Pour amuser toute la population, il faut des jeux. Ainsi dans les arènes, on vient admirer des gladiateurs. Des individus qui s’impliquent à divertir pour assurer leur survivance.
4e de couverture
Du doc qui se lit comme une BD ! L’univers des gladiateurs fascine, mais de nombreuses idées reçues circulent à son sujet. Découvrez enfin la réalité de la vie de ces guerriers vedettes de l’Antiquité romaine en plongeant dans le quotidien de deux jeunes gladiateurs, Acco et Dama. Le premier a seize ans. Gaulois pauvre, il a fait le choix de la gladiature pour survivre et s’enrichir. Il apprend son métier aux côtés d’autres adolescents, dont Dama, une jeune esclave romaine.

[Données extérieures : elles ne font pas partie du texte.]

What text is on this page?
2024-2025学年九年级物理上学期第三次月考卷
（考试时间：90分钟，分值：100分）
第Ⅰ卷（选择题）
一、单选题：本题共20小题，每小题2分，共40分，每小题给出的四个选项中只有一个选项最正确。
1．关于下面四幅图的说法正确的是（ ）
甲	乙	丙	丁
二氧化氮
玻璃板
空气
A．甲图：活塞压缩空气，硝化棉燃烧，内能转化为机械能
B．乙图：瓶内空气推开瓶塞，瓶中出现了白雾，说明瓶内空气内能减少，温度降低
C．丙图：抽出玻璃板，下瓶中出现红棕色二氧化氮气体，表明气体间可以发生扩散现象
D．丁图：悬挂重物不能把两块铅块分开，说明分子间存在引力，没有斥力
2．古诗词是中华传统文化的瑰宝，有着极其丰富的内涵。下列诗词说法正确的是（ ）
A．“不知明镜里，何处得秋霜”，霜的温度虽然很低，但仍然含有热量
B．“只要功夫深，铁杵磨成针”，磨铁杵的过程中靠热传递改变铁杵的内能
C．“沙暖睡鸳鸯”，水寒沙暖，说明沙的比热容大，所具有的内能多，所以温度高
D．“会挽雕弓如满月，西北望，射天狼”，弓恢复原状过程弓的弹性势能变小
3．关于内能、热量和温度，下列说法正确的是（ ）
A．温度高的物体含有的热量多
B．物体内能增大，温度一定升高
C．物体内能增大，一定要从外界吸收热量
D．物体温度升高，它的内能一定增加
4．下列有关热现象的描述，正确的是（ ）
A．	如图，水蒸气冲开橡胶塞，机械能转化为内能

Lorsque l’empereur décide d’organiser de grands jeux à la capitale, les deux jeunes gladiateurs sont envoyés combattre dans l’enceinte du célèbre Colisée ! Une aventure au coeur de la gladiature romaine, agrémentée d’informations techniques et validée par un spécialiste de la période, qui sera l’occasion de comprendre en images le fonctionnement de la société antique et de ses cruels divertissements : d’où venaient les gladiateurs ? Comment se battaient-ils ? Mouraient-ils tous dans l’arène ? Comment fonctionnaient les jeux ? Enfin, vous saurez tout sur les gladiateurs !

Mon avis
Quand on évoque les gladiateurs, impossible de ne pas penser au film éponyme de Ridley Scott. Le scénariste s’est inspiré de faits réels qu’il a beaucoup romancé. Il existe quelques documentaires où des historiens expliquent ce qui est erroné. Mais ce n’est pas adapté à de très jeunes enfants. La collection « Les docs BD » chez Milan propose de vulgariser avec beaucoup d’intelligence certains sujets. Là, on découvre les gladiateurs qui évoquent par conséquent la vie romaine, l’esclavagisme, la mode, la cuisine… sans omettre la valeur sociale d’un individu. En devenant gladiateur, on a le possibilité de devenir libre qu’importe son pays d’origine, son sexe, sa couleur de peau, son physique… Un rêve que tout caresse avec ravissement.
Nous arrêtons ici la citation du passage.